SEC postpones decision on spot Ethereum ETF

Die US-Börsenaufsicht SEC (hat ihre Entscheidung) zu mehreren Ethereum-ETFs auf Mai 2024 verschoben. Betroffen sind unter anderem der Hashdex Nasdaq Ethereum ETF und der Grayscale Ethereum Futures ETF. Die SEC hat weitere Schritte eingeleitet und bittet die Öffentlichkeit um Stellungnahmen, ob diese ETFs gelistet werden sollen.

Neben den genannten ETFs hat die SEC auch Entscheidungen zum VanEck spot Ethereum ETF sowie zum von Cathie Woods ARK Invest und 21Shares vorgeschlagenen spot Ethereum ETF vertagt. Analysten hatten mit diesen Verzögerungen gerechnet, da die Behörde in der Vergangenheit ähnlich vorging. Zwar wurden bereits Ethereum-Futures-ETFs genehmigt, aber noch kein Spot- oder Mischprodukt.

Das Marktinteresse richtet sich derzeit auf die Genehmigung von 13 Spot-Bitcoin-ETFs durch die SEC. Analysten schätzen die Wahrscheinlichkeit einer Zulassung auf 90 % und erwarten eine Entscheidung möglicherweise schon am 10. Januar.

Eine mögliche Genehmigung wäre ein positives Signal für den institutionellen Zugang zu Bitcoin, der in den letzten sechs Monaten um mehr als 44 % gewachsen ist.

 

NFT Trader exploited, but Apes recovered

Bei einem jüngsten Cyberangriff auf die P2P-Handelsplattform NFT Trader — ein „Scavenger“ entwendete NFTs aus den Kollektionen Bored Ape Yacht Club (BAYC) und Mutant Ape Yacht Club (MAYC) — gelang es der Community, alle Assets innerhalb von 24 Stunden erfolgreich zurückzuholen.

Der Angreifer forderte ein Lösegeld von 120 Ether (ETH) (ca. 267.000 $). Boring Security — ein von ApeCoin finanziertes Non-Profit-Web3-Sicherheitsprojekt — leitete die Rückholung und zahlte die Prämie. Greg Solano — Mitgründer von Yuga Labs (dem Unternehmen hinter den NFT-Kollektionen) — übernahm die Kosten.

Der Vorfall machte eine Schwachstelle deutlich, die bei einem Smart-Contract-Upgrade elf Tage zuvor eingeführt wurde und durch Missbrauch einer Multicall-Funktion unbefugte NFT-Transfers ermöglichte.

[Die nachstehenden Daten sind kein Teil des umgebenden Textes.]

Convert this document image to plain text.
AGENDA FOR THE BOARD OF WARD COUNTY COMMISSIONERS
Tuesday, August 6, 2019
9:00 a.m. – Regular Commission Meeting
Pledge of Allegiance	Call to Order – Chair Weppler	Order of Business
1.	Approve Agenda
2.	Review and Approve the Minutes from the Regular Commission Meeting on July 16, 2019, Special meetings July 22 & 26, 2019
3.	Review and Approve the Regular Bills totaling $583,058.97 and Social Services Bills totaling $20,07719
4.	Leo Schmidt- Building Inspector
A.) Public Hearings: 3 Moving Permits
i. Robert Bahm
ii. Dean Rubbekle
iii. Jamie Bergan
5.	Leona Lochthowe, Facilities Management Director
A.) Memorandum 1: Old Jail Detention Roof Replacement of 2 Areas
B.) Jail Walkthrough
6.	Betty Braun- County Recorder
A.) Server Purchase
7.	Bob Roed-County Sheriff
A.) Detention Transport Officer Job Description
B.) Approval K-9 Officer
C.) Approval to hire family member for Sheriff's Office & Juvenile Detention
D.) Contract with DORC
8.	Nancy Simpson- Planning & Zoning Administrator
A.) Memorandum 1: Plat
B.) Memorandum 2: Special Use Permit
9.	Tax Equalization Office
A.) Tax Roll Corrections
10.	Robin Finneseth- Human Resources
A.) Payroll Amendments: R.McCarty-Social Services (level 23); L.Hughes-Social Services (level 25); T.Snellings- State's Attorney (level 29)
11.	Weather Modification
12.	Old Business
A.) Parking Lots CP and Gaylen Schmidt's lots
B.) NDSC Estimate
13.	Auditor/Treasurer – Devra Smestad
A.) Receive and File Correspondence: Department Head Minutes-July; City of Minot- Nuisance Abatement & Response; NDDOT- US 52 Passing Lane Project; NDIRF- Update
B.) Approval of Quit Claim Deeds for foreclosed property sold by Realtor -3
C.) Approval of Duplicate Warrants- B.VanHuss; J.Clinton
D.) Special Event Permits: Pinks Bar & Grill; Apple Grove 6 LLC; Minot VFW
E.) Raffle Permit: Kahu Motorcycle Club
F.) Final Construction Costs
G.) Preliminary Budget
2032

Die Attacke veranlasste die Community, die Berechtigungen für bestimmte Verträge zu entziehen, um weitere Diebstähle zu verhindern. Dieser Exploit zeigt erneut die anhaltenden Sicherheitsherausforderungen im NFT-Bereich.

 

Ledger library compromised: what were they thinking?

Bei einem aktuellen DeFi-Vorfall nutzte ein Angreifer eine Schwachstelle in der Ledger-Hardware-Wallet-Connector-Bibliothek am 14. Dezember aus und gefährdete damit das gesamte dezentrale DApp-Ökosystem.

Obwohl Ledger schnell einen Patch veröffentlichte, wurden durch den Exploit mehr als $650,000 von mehreren Opfern gestohlen. Der Angreifer brachte Web3-Nutzer dazu, bösartige Token-Freigaben zu erteilen, indem er eine Phishing-Sicherheitslücke ausnutzte, die auf dem Computer eines ehemaligen Ledger-Mitarbeiters entstanden war.

Der Angriff betraf das Frontend verschiedener DApps wie SushiSwap, Zapper, Phantom, Balancer und Revoke.cash. Ledger ersetzte die kompromittierte Datei etwa drei Stunden nach Entdeckung des Vorfalls durch die authentische Version.

 

Yearn.finance: another month, another exploit

Das DeFi-Protokoll Yearn.finance erlitt in einem separaten Vorfall durch einen Multi-Signature-Skriptfehler einen Verlust von 1,4 Millionen US-Dollar, wodurch ein großer Teil der Treasury abgezogen wurde. Yearn.finance bittet aktuell Arbitrage-Trader, die Mittel zurückzugeben, und erklärt, dass ein fehlerhaftes Multisig-Skript das gesamte Treasury-Guthaben von 3.794.894 lp-yCRVv2-Token zum Swappen brachte.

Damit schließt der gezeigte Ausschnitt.